The Dataiku Frontrunner Awards have launched to recognize your achievements! SUBMIT YOUR ENTRY

Index cardinality UI

0 Kudos

When selecting an index for a dataset, it would be helpful if the UI could display the cardinality of the selected field or combination of fields used for indexing. This would help in determining how selective an index is. Even better, displaying the histograms generated by the analyze feature on the explore tab (but configured to treat the values categorically and displaying all values rather than just top) would allow both skew and cardinality to be examined for a given index selection. This would allow me to make sure I've selected a good index before building a dataset.
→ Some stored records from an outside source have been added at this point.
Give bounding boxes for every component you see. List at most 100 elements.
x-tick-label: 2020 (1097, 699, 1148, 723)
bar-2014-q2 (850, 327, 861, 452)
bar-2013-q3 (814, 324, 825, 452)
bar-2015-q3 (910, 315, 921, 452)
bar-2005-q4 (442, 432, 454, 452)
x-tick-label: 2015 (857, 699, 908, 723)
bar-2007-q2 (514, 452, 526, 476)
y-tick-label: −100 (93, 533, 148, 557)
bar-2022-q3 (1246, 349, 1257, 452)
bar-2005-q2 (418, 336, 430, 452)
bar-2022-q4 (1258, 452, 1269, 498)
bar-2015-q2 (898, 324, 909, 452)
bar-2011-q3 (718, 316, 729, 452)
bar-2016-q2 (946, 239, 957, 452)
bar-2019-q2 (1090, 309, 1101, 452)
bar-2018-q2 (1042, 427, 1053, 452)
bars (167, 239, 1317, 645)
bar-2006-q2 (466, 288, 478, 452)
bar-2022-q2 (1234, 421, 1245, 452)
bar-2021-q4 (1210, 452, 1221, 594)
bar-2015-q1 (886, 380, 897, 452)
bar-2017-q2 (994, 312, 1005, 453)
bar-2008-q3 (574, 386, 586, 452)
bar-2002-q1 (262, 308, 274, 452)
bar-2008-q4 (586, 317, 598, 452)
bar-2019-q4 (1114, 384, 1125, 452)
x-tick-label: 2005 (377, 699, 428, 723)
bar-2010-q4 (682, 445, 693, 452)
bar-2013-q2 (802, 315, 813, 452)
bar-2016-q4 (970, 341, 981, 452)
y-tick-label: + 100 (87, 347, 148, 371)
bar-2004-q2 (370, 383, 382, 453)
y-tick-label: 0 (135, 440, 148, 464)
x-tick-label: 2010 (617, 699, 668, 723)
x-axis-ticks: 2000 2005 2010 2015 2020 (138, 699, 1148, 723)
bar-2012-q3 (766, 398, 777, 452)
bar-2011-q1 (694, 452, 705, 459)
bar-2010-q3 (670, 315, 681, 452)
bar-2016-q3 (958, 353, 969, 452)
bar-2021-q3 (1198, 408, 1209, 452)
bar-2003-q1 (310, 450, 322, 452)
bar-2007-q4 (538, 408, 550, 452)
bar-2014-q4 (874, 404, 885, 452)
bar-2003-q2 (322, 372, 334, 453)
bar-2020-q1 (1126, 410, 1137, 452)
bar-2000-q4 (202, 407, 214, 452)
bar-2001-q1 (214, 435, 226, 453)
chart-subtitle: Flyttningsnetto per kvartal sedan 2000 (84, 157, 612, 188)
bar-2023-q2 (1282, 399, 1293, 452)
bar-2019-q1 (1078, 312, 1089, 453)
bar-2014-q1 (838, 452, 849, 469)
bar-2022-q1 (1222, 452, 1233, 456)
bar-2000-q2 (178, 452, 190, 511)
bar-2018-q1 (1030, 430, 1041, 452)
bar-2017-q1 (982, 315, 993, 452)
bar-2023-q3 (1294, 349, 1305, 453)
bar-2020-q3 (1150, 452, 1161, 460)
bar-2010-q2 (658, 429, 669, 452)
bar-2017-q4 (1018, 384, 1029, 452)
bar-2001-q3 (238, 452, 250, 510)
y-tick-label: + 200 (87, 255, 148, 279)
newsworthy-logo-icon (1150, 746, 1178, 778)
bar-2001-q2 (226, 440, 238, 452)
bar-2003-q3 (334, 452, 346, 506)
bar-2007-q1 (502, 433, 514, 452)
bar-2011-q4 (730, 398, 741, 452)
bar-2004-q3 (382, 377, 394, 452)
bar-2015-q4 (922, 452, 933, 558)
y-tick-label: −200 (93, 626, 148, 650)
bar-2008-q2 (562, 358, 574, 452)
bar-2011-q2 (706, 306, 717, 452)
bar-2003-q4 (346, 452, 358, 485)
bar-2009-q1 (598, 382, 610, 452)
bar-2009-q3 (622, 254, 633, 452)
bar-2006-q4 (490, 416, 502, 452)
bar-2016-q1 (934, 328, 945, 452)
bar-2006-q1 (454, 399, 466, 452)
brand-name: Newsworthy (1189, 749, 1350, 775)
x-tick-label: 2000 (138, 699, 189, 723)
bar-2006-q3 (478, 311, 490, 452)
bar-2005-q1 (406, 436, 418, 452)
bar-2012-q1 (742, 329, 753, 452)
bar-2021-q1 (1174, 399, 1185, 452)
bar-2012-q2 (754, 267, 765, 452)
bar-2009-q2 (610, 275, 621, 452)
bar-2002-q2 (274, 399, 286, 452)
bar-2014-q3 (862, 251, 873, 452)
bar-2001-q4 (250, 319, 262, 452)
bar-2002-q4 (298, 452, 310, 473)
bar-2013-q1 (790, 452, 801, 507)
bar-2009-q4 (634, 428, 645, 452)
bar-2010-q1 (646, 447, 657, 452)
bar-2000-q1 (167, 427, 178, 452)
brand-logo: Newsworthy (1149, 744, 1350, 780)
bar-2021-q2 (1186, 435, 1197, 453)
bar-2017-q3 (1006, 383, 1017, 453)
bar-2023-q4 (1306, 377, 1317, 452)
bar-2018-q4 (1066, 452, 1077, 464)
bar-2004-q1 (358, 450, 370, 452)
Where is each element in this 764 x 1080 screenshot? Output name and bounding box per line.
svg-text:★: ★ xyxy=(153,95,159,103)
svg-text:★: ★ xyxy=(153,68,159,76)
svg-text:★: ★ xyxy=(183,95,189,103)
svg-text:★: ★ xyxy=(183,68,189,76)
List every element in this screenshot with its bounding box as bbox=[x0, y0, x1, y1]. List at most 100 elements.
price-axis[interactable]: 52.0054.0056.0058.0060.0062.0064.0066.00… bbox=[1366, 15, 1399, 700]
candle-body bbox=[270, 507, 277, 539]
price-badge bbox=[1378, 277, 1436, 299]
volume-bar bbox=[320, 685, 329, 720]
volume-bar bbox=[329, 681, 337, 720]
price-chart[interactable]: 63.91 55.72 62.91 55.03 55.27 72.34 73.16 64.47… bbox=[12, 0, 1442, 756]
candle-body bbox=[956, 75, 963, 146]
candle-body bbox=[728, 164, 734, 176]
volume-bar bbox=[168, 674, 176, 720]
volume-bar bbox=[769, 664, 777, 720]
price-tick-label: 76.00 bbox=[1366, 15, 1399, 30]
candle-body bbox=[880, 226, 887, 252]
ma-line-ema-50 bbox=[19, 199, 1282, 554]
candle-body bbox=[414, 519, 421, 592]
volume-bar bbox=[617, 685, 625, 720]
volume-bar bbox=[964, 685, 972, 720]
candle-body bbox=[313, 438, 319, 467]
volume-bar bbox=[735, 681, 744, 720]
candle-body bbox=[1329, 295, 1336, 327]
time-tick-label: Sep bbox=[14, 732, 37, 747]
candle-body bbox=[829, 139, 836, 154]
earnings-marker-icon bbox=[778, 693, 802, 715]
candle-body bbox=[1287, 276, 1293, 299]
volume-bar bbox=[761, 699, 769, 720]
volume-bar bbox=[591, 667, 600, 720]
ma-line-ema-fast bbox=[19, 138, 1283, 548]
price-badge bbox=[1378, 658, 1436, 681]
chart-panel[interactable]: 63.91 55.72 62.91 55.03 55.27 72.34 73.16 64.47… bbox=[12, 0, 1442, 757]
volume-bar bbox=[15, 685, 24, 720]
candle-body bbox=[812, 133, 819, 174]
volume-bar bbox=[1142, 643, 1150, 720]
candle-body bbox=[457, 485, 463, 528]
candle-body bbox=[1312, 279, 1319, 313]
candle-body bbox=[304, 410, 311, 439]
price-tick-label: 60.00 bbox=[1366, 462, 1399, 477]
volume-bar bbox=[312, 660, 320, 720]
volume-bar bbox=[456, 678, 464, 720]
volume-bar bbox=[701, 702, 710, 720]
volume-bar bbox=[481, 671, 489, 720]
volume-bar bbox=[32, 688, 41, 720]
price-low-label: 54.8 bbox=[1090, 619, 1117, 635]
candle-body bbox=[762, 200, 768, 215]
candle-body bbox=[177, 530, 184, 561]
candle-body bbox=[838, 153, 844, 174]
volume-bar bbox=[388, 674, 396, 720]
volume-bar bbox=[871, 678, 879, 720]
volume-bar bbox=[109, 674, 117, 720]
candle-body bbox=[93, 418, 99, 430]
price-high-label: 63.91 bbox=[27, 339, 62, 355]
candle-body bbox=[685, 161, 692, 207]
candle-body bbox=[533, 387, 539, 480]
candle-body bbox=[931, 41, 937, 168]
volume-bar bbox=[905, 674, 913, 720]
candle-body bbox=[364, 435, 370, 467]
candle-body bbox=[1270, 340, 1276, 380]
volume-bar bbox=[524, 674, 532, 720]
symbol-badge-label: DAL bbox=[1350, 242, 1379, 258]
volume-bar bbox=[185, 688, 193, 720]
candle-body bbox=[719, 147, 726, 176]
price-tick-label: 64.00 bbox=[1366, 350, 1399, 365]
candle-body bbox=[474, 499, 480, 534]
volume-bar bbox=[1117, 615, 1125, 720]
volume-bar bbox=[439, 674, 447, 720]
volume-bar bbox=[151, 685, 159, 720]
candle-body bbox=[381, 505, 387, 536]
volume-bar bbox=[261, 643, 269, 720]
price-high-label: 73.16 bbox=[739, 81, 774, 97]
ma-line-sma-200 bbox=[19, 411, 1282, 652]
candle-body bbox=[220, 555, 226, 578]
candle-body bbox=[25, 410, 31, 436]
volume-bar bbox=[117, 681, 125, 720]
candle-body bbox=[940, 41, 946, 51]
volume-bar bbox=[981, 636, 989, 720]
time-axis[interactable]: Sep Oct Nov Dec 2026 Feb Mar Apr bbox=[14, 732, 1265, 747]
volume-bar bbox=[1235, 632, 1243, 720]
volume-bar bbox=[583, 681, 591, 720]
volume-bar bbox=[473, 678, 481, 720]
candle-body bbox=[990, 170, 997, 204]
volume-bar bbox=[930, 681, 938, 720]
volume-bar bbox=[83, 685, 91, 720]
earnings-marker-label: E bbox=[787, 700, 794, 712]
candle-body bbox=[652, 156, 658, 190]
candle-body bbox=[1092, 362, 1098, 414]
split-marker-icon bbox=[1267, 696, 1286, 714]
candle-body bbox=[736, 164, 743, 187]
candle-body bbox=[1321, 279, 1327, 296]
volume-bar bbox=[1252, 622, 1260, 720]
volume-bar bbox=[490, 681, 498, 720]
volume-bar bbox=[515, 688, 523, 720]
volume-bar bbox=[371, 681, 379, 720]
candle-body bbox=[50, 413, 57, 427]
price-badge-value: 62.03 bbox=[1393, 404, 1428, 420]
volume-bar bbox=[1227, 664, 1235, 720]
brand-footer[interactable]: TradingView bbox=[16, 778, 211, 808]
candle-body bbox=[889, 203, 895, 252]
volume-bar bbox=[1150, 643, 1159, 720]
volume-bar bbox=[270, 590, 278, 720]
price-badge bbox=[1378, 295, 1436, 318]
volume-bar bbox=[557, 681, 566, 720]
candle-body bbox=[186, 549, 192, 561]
In Teradata, datasets are partitioned by their primary index across a number of AMPs, which are essentially distributed database nodes. Each AMP will contain records for its assigned index values. A user's memory and a database's allocated storage are divided equally across all AMPs, making primary index selectivity and skew very important. In my Teradata configuration, there are more than 500 AMPs. For large datasets, if I've selected a primary index poorly, I might wait several hours for a table to be fully loaded only for one AMP to run out of storage space, or spend a long time processing a query only for one AMP to run out of memory. The ideal distribution of data for Teradata stability is uniform, with an integer multiple of the number of AMPs in a system as the number of index values. Understanding how closely a selected primary index fits that optimal distribution is important before building a dataset. It's also helpful in understanding how well joins and filters will work against that dataset later on. Thus this would be a big time saver for Teradata users, though I imagine the analysis would be useful for understanding an index against any database system.